Map of Ethiopian research area and field of enset cultivation (Image: Dorian Fuller)

In this project Dorian Fuller, with collaborative partners at Kew, will develop new methods combining phytoliths (silica microfossils) of enset with ethnohistoric, genomic and biogeographical information to reveal the evolutionary history of vegetative agriculture in Ethiopia.

Long-term evidence for enset in agriculture will come from key archaeological sequences, already collected across a series of sites in the Ethiopian Highlands, and being processed by partners in Ethiopia, USA and Germany. But the methods must be refined to interpret these remains by undertaking a comparative study of phytoliths considered against phylogenetic position and potential plasticity due to growth environment. This will be complemented with analysis of charred food remains recovered from macrobotanical assemblages using methods developed at UCL.

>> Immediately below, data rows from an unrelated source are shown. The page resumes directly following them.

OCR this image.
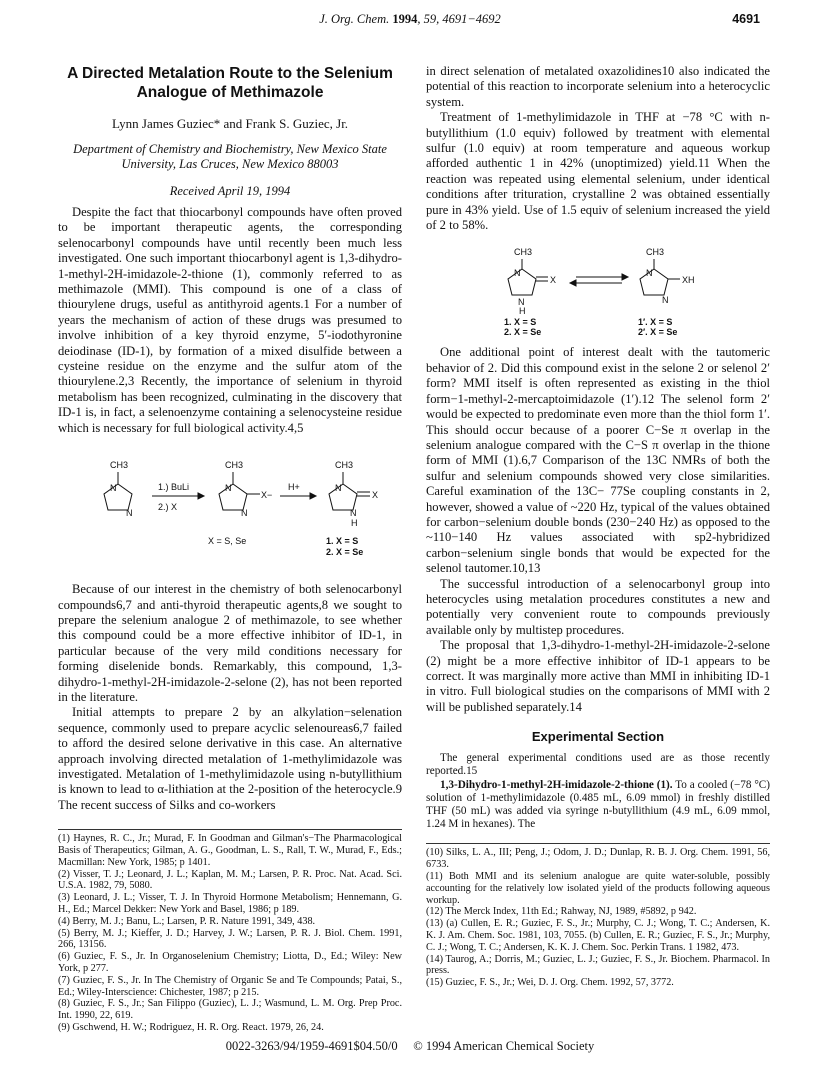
J. Org. Chem. 1994, 59, 4691−4692	4691
A Directed Metalation Route to the Selenium Analogue of Methimazole
Lynn James Guziec* and Frank S. Guziec, Jr.
Department of Chemistry and Biochemistry, New Mexico State University, Las Cruces, New Mexico 88003
Received April 19, 1994

Despite the fact that thiocarbonyl compounds have often proved to be important therapeutic agents, the corresponding selenocarbonyl compounds have until recently been much less investigated. One such important thiocarbonyl agent is 1,3-dihydro-1-methyl-2H-imidazole-2-thione (1), commonly referred to as methimazole (MMI). This compound is one of a class of thiourylene drugs, useful as antithyroid agents.1 For a number of years the mechanism of action of these drugs was presumed to involve inhibition of a key thyroid enzyme, 5′-iodothyronine deiodinase (ID-1), by formation of a mixed disulfide between a cysteine residue on the enzyme and the sulfur atom of the thiourylene.2,3 Recently, the importance of selenium in thyroid metabolism has been recognized, culminating in the discovery that ID-1 is, in fact, a selenoenzyme containing a selenocysteine residue which is necessary for full biological activity.4,5

CH3
N
N
1.) BuLi
2.) X
CH3
N
N
X−
H+
CH3
N
N
H
X
X = S, Se	1. X = S
2. X = Se

Because of our interest in the chemistry of both selenocarbonyl compounds6,7 and anti-thyroid therapeutic agents,8 we sought to prepare the selenium analogue 2 of methimazole, to see whether this compound could be a more effective inhibitor of ID-1, in particular because of the very mild conditions necessary for forming diselenide bonds. Remarkably, this compound, 1,3-dihydro-1-methyl-2H-imidazole-2-selone (2), has not been reported in the literature.

Initial attempts to prepare 2 by an alkylation−selenation sequence, commonly used to prepare acyclic selenoureas6,7 failed to afford the desired selone derivative in this case. An alternative approach involving directed metalation of 1-methylimidazole was investigated. Metalation of 1-methylimidazole using n-butyllithium is known to lead to α-lithiation at the 2-position of the heterocycle.9 The recent success of Silks and co-workers

(1) Haynes, R. C., Jr.; Murad, F. In Goodman and Gilman's−The Pharmacological Basis of Therapeutics; Gilman, A. G., Goodman, L. S., Rall, T. W., Murad, F., Eds.; Macmillan: New York, 1985; p 1401.
(2) Visser, T. J.; Leonard, J. L.; Kaplan, M. M.; Larsen, P. R. Proc. Nat. Acad. Sci. U.S.A. 1982, 79, 5080.
(3) Leonard, J. L.; Visser, T. J. In Thyroid Hormone Metabolism; Hennemann, G. H., Ed.; Marcel Dekker: New York and Basel, 1986; p 189.
(4) Berry, M. J.; Banu, L.; Larsen, P. R. Nature 1991, 349, 438.
(5) Berry, M. J.; Kieffer, J. D.; Harvey, J. W.; Larsen, P. R. J. Biol. Chem. 1991, 266, 13156.
(6) Guziec, F. S., Jr. In Organoselenium Chemistry; Liotta, D., Ed.; Wiley: New York, p 277.
(7) Guziec, F. S., Jr. In The Chemistry of Organic Se and Te Compounds; Patai, S., Ed.; Wiley-Interscience: Chichester, 1987; p 215.
(8) Guziec, F. S., Jr.; San Filippo (Guziec), L. J.; Wasmund, L. M. Org. Prep Proc. Int. 1990, 22, 619.
(9) Gschwend, H. W.; Rodriguez, H. R. Org. React. 1979, 26, 24.

in direct selenation of metalated oxazolidines10 also indicated the potential of this reaction to incorporate selenium into a heterocyclic system.

Treatment of 1-methylimidazole in THF at −78 °C with n-butyllithium (1.0 equiv) followed by treatment with elemental sulfur (1.0 equiv) at room temperature and aqueous workup afforded authentic 1 in 42% (unoptimized) yield.11 When the reaction was repeated using elemental selenium, under identical conditions after trituration, crystalline 2 was obtained essentially pure in 43% yield. Use of 1.5 equiv of selenium increased the yield of 2 to 58%.

CH3
N
N
H
X
CH3
N
N
XH
1. X = S
2. X = Se
1′. X = S
2′. X = Se

One additional point of interest dealt with the tautomeric behavior of 2. Did this compound exist in the selone 2 or selenol 2′ form? MMI itself is often represented as existing in the thiol form−1-methyl-2-mercaptoimidazole (1′).12 The selenol form 2′ would be expected to predominate even more than the thiol form 1′. This should occur because of a poorer C−Se π overlap in the selenium analogue compared with the C−S π overlap in the thione form of MMI (1).6,7 Comparison of the 13C NMRs of both the sulfur and selenium compounds showed very close similarities. Careful examination of the 13C− 77Se coupling constants in 2, however, showed a value of ~220 Hz, typical of the values obtained for carbon−selenium double bonds (230−240 Hz) as opposed to the ~110−140 Hz values associated with sp2-hybridized carbon−selenium single bonds that would be expected for the selenol tautomer.10,13

The successful introduction of a selenocarbonyl group into heterocycles using metalation procedures constitutes a new and potentially very convenient route to compounds previously available only by multistep procedures.

The proposal that 1,3-dihydro-1-methyl-2H-imidazole-2-selone (2) might be a more effective inhibitor of ID-1 appears to be correct. It was marginally more active than MMI in inhibiting ID-1 in vitro. Full biological studies on the comparisons of MMI with 2 will be published separately.14

Experimental Section

The general experimental conditions used are as those recently reported.15

1,3-Dihydro-1-methyl-2H-imidazole-2-thione (1). To a cooled (−78 °C) solution of 1-methylimidazole (0.485 mL, 6.09 mmol) in freshly distilled THF (50 mL) was added via syringe n-butyllithium (4.9 mL, 6.09 mmol, 1.24 M in hexanes). The

(10) Silks, L. A., III; Peng, J.; Odom, J. D.; Dunlap, R. B. J. Org. Chem. 1991, 56, 6733.
(11) Both MMI and its selenium analogue are quite water-soluble, possibly accounting for the relatively low isolated yield of the products following aqueous workup.
(12) The Merck Index, 11th Ed.; Rahway, NJ, 1989, #5892, p 942.
(13) (a) Cullen, E. R.; Guziec, F. S., Jr.; Murphy, C. J.; Wong, T. C.; Andersen, K. K. J. Am. Chem. Soc. 1981, 103, 7055. (b) Cullen, E. R.; Guziec, F. S., Jr.; Murphy, C. J.; Wong, T. C.; Andersen, K. K. J. Chem. Soc. Perkin Trans. 1 1982, 473.
(14) Taurog, A.; Dorris, M.; Guziec, L. J.; Guziec, F. S., Jr. Biochem. Pharmacol. In press.
(15) Guziec, F. S., Jr.; Wei, D. J. Org. Chem. 1992, 57, 3772.
0022-3263/94/1959-4691$04.50/0 © 1994 American Chemical Society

At Royal Botanic Gardens, Kew, additional lines of evidence will be developed using herbarium collections, 50-200 years old, to build a dated phylogenetic tree using DNA data from ~ 900 contemporary landraces. These data will provide new hypotheses to explore archaeologically in terms of the cultural and adaptational history of this crop.

Finally, ethnobotanical fieldwork will document present-day diversity across different cultural regions in the southwestern highlands and the extent to which agricultural and cultural changes in recent decades have altered patterns of local landrace diversity.  

Enset plant and phytoliths of enset (Image: Dorian Fuller)

This research addresses key issues at the interface of indigenous agrobiodiversity and its role in future resilience to climate change, through better understanding rates of knowledge and landrace loss, as well as drivers of change. The project will specifically contribute to debates concerning food security and climate change resilience in the Ethiopian highland centre of diversity.